C 'EST la première transmission dûment documentée d'un virus herpès simplex de type 1 par greffe de cornée que rapporte une équipe néerlandaise dans le « Lancet ». Certes, des descriptions ont déjà été publiées, impliquant la possibilité d'une transmission du VHS1 au cours de cette intervention, mais jamais, aux dires de Lies Remeijer et coll., avec la preuve par typage génotypique de la souche virale.
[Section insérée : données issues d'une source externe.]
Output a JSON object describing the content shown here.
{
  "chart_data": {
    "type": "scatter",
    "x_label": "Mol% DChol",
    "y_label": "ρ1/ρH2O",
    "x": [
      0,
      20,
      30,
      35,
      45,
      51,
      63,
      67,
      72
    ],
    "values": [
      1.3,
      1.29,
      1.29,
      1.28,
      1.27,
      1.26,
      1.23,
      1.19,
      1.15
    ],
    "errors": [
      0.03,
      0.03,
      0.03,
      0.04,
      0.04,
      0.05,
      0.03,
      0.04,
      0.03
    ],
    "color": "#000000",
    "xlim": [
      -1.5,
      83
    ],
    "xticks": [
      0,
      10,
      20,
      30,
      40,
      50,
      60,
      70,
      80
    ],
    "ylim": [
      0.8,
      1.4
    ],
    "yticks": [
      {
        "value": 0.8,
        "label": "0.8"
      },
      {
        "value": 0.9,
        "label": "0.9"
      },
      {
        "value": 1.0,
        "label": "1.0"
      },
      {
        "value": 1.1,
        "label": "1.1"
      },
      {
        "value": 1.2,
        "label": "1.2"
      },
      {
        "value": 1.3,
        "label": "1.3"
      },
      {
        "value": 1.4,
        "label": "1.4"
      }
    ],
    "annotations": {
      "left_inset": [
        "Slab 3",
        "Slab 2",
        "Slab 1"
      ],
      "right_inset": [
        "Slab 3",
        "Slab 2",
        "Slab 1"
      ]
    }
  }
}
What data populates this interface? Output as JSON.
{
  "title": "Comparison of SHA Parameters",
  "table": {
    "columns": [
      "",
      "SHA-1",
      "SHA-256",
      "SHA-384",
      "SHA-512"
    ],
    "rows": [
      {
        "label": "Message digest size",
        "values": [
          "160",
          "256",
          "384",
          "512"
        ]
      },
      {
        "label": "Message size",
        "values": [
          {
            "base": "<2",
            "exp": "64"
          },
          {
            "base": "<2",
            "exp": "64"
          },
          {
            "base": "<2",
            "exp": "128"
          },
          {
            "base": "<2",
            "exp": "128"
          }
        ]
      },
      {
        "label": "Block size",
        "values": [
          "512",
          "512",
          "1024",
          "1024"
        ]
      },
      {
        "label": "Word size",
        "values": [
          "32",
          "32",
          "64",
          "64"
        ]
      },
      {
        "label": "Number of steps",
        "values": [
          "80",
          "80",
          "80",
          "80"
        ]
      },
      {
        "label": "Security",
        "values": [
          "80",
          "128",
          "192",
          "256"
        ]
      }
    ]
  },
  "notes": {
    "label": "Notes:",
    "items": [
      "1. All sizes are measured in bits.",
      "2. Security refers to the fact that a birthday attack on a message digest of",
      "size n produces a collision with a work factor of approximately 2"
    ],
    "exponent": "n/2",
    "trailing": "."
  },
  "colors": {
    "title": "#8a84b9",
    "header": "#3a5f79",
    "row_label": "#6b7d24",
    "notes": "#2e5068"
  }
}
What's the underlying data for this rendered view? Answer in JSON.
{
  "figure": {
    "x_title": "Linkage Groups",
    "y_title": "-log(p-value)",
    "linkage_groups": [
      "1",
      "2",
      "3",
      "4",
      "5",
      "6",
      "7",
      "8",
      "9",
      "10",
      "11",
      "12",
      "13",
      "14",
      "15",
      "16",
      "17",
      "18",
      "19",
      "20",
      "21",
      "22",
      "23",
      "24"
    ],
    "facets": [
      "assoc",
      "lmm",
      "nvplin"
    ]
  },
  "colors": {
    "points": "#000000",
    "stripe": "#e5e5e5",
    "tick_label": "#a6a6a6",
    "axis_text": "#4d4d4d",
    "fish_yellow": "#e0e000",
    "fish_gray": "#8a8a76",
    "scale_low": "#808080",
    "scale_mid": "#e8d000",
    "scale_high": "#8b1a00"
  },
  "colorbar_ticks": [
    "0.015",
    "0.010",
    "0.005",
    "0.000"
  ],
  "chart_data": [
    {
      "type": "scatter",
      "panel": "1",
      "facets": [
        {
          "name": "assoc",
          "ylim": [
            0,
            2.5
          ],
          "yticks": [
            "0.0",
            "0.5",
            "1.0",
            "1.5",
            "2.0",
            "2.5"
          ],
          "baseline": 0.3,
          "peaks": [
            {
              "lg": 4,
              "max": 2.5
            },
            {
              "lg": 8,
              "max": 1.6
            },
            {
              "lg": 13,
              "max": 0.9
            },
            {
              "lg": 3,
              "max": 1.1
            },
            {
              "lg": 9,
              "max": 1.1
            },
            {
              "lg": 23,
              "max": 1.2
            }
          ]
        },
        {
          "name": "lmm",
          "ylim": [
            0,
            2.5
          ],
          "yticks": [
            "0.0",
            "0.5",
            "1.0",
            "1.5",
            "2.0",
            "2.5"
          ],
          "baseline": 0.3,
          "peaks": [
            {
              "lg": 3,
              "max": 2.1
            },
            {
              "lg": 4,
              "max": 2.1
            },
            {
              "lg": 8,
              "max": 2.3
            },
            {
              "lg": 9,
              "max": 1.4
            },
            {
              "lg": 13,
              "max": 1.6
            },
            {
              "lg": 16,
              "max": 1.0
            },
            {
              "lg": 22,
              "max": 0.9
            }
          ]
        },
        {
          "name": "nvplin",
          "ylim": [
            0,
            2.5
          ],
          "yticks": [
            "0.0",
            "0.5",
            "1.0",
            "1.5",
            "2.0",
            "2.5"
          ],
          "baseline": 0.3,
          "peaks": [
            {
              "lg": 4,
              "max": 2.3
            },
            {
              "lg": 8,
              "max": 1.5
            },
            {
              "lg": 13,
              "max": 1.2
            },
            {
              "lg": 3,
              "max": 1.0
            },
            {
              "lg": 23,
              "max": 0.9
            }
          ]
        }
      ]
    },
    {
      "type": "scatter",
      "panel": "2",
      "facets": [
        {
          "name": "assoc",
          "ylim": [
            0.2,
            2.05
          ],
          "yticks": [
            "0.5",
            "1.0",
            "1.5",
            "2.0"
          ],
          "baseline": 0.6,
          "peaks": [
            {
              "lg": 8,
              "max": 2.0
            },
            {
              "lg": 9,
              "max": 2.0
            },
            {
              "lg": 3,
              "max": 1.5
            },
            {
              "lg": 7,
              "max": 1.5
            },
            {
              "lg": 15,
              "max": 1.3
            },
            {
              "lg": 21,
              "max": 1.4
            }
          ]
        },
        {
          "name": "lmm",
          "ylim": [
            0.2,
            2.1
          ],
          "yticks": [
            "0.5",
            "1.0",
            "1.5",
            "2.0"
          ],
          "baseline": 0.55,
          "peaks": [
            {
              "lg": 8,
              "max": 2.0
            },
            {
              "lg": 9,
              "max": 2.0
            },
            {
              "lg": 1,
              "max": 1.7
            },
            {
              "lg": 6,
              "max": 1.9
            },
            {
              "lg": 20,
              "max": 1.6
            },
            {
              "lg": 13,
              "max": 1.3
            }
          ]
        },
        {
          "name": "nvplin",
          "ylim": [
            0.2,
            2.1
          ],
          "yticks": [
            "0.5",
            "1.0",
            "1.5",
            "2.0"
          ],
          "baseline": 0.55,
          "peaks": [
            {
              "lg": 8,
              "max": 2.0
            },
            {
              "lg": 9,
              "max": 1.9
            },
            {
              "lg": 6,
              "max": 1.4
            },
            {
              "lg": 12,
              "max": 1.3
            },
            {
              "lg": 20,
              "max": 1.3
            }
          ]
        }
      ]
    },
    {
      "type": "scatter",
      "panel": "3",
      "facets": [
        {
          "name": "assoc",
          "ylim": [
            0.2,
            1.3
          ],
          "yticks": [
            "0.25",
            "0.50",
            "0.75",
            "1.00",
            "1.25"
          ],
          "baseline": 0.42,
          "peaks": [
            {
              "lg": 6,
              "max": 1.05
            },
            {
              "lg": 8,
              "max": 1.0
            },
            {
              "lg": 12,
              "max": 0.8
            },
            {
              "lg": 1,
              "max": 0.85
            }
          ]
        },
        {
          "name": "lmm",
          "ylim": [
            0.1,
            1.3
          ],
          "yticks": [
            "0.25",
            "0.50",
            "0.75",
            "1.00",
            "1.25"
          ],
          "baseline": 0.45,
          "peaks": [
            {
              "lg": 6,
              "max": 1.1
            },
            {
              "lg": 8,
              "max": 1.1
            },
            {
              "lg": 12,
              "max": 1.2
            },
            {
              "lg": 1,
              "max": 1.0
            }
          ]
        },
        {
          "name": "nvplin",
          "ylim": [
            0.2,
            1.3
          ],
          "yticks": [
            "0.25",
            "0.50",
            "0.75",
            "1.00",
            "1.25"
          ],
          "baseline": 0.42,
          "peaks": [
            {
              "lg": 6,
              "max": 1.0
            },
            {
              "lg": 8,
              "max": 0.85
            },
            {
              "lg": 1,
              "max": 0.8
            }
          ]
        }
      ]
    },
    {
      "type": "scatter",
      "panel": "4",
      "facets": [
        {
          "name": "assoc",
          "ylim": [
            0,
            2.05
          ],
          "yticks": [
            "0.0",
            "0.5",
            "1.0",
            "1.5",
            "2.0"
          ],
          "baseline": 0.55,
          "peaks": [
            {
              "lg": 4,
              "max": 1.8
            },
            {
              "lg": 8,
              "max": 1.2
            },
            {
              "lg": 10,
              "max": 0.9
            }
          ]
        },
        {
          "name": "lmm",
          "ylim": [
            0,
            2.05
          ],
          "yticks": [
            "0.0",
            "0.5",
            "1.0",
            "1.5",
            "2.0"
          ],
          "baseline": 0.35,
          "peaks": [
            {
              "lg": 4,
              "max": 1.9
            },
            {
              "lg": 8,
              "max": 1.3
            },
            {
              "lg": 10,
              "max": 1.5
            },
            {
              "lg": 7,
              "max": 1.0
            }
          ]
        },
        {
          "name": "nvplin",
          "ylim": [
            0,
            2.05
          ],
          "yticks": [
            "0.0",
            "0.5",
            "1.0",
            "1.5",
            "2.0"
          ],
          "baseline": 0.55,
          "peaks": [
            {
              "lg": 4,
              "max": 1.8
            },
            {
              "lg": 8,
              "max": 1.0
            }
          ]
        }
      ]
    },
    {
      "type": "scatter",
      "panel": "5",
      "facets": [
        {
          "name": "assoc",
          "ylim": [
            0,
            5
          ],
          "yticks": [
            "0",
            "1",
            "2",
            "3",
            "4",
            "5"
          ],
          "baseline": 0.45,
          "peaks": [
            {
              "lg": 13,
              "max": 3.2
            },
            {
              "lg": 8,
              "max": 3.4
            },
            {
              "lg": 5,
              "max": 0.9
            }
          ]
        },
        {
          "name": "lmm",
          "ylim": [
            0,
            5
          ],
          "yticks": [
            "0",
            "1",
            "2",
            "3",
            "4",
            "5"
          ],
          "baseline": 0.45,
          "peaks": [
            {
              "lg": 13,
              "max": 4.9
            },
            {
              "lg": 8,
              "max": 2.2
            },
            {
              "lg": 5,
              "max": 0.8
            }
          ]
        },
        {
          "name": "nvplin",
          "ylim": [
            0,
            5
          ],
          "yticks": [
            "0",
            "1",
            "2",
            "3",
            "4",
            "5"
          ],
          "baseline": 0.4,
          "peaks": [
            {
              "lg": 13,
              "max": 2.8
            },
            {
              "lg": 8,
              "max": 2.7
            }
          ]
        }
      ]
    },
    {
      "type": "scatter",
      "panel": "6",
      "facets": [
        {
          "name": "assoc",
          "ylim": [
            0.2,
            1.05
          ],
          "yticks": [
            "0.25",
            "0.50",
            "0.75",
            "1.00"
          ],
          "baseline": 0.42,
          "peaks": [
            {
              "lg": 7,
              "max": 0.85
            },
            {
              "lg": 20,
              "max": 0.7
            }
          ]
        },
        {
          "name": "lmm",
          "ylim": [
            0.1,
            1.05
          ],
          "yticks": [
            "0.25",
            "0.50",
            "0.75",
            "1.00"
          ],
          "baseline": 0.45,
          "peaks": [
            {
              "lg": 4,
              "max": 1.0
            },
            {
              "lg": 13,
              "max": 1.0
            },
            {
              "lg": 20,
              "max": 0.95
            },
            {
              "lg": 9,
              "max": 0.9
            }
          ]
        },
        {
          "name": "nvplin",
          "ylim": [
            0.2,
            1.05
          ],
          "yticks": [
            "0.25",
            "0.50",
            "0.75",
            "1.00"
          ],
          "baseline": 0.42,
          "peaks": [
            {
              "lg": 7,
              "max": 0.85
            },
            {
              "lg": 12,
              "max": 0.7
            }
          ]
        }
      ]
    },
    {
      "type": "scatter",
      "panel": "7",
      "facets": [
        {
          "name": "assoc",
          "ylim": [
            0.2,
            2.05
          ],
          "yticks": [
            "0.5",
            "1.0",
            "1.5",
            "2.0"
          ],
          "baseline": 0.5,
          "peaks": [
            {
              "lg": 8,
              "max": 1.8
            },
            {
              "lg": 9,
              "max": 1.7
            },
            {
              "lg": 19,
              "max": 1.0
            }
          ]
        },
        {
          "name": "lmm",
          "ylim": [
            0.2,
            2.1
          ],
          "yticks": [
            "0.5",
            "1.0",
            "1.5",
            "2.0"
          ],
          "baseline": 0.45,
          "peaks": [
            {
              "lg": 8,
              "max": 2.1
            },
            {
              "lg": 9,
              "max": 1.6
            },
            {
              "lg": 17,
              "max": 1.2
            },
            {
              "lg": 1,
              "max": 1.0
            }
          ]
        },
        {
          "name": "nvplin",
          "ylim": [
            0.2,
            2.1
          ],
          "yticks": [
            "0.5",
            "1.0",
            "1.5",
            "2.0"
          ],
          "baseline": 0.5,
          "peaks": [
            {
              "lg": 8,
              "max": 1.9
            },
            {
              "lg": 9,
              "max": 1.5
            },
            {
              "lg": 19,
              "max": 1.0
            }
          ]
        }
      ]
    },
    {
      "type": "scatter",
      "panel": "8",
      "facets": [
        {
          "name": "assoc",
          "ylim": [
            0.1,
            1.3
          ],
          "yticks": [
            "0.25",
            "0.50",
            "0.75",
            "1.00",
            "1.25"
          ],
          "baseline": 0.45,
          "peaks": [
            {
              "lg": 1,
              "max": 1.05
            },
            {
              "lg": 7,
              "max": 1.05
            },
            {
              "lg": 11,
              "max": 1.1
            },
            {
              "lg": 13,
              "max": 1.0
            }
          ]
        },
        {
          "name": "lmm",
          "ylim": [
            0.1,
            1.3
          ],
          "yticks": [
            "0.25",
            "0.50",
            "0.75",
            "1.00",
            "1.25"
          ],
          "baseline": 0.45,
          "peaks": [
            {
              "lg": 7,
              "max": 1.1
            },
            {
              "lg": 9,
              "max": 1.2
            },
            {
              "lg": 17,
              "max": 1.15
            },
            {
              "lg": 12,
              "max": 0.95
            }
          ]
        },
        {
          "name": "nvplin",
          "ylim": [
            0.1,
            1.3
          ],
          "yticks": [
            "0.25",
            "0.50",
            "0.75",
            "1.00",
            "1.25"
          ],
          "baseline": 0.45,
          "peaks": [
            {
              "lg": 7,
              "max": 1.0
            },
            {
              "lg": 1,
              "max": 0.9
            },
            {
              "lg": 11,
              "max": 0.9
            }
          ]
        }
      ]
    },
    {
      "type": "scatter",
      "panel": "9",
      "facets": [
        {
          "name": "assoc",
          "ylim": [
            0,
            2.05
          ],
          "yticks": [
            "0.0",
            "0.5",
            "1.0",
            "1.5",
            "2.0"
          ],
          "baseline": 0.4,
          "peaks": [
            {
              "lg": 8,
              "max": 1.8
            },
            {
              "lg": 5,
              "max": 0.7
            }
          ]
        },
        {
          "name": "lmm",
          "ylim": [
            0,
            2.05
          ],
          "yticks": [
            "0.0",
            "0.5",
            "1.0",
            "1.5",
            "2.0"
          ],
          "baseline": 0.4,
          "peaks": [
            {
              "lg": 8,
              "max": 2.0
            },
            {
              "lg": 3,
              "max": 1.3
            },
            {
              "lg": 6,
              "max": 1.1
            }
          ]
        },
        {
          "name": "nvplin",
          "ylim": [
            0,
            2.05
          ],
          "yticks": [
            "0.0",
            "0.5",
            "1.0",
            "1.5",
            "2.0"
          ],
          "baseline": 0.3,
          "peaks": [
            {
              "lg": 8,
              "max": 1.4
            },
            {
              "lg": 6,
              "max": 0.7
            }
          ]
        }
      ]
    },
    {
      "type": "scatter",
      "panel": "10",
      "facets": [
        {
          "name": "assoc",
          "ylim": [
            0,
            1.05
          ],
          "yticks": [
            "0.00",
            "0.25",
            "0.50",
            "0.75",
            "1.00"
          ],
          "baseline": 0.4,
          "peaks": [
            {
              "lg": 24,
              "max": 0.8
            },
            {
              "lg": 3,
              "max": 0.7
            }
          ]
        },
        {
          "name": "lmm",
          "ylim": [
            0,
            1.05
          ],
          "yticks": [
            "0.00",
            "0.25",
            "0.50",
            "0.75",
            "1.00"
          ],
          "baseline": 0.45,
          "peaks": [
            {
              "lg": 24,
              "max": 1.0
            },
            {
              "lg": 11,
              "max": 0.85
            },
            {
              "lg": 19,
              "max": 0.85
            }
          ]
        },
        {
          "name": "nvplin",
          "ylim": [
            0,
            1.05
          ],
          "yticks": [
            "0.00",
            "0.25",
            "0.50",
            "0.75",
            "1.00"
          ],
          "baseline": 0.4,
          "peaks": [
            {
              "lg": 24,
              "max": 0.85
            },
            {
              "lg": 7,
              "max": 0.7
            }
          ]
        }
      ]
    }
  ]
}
Le cas clinique rapporté dans la revue britannique est celui d'un homme de 28 ans atteint d'un glaucome congénital. L'affection a nécessité à trois reprises une greffe de cornée pour traiter l'opacité cornéenne liée au glaucome. En fait, les deuxième et troisième greffes ont été justifiées par un phénomène de rejet concernant le greffon précédent. Le traitement, après la troisième intervention, consistait en un collyre corticoïde à 0,5 %, huit fois par jour. Très rapidement après l'intervention, les médecins constatent une mauvaise épithélialisation, dont la récupération est très lente malgré des soins locaux. Trois mois plus tard, cette large zone non épithélialisée réapparaît. Un prélèvement identifie un VHS1. Trois mois plus tard, l'association d'une kératite incontrôlable et d'un épanchement choroïdien conduisent à la perte de la vision du seul il fonctionnel du patient.
La recherche d'IgM ou d'IgG spécifiques
Les médecins néerlandais décident de mener l'enquête. Tout d'abord, l'ADN du virus prélevé sur les bords du greffon, afin d'en établir le génotype. Le sérum du receveur est également testé rétrospectivement, à la recherche d'IgM ou d'IgG spécifiques. Cette recherche est négative. L'hypothèse la plus probable est donc que le HVS1 a été transmis par le greffon et réactivé lors de la greffe.
Pour confirmer l'hypothèse de départ, les génotypes du virus prélevés sur les bords du greffon (zone non transplantée) et de celui découvert chez le receveur sont comparés. Le génotypage, après amplification par PCR, repose sur les différences dans le nombre de répétitions de l'ADN et de mutations ponctuelles dans les zones hypervariables du virus. Il s'agit bien de la même souche. La transmission au patient séronégatif est bien le fait de la transplantation.
La recherche de multiples agents viraux, bactériens et fongiques
Cette observation soulève le risque de la transmission d'un agent infectieux lors de la greffe cornéenne. Les donneurs sont habituellement soumis à la recherche de multiples agents viraux, bactériens et fongiques avant la transplantation. Et bien que la prévalence de l'ADN du virus herpès de type 1 soit élevée dans les banques de cornées (de l'ordre de 10 %), seule une minorité de patients déclarent une affection oculaire d'origine herpétique. Cette faible morbidité peut être attribuée, selon les auteurs, soit à une immunité des receveurs, consécutive à un contact antérieur avec le VHS1, soit, éventuellement, à une faible charge virale ou à une faible réactivation du virus latent dans le greffon.
Les auteurs rappellent aussi que, bien que la latence du VHS1 extraneuronal dans la cornée ne soit pas bien connue, il est généralement admis que, après greffe de cornée, la kératite herpétique est due à une réactivation du VHS1 du receveur, même si une morbidité d'origine herpétique a déjà été décrite chez des sujets indemnes, lors de greffes cornéennes.
A la lumière de cette observation, les auteurs néerlandais concluent : « Bien qu'apparemment rare, ce mode de transmission du VHS1 doit être pris au sérieux... Pour prévenir la transmission, une comparaison des sérologies entre donneur et receveur est une possibilité. Si un sujet séronégatif pour le VHS nécessite une greffe cornéenne en urgence, en l'absence de donneur séronégatif, une prophylaxie par acyclovir doit être envisagée, tout particulièrement pendant la durée de l'immunosuppression. »
« Lancet », vol. 357, 10 février 2001, p. 442.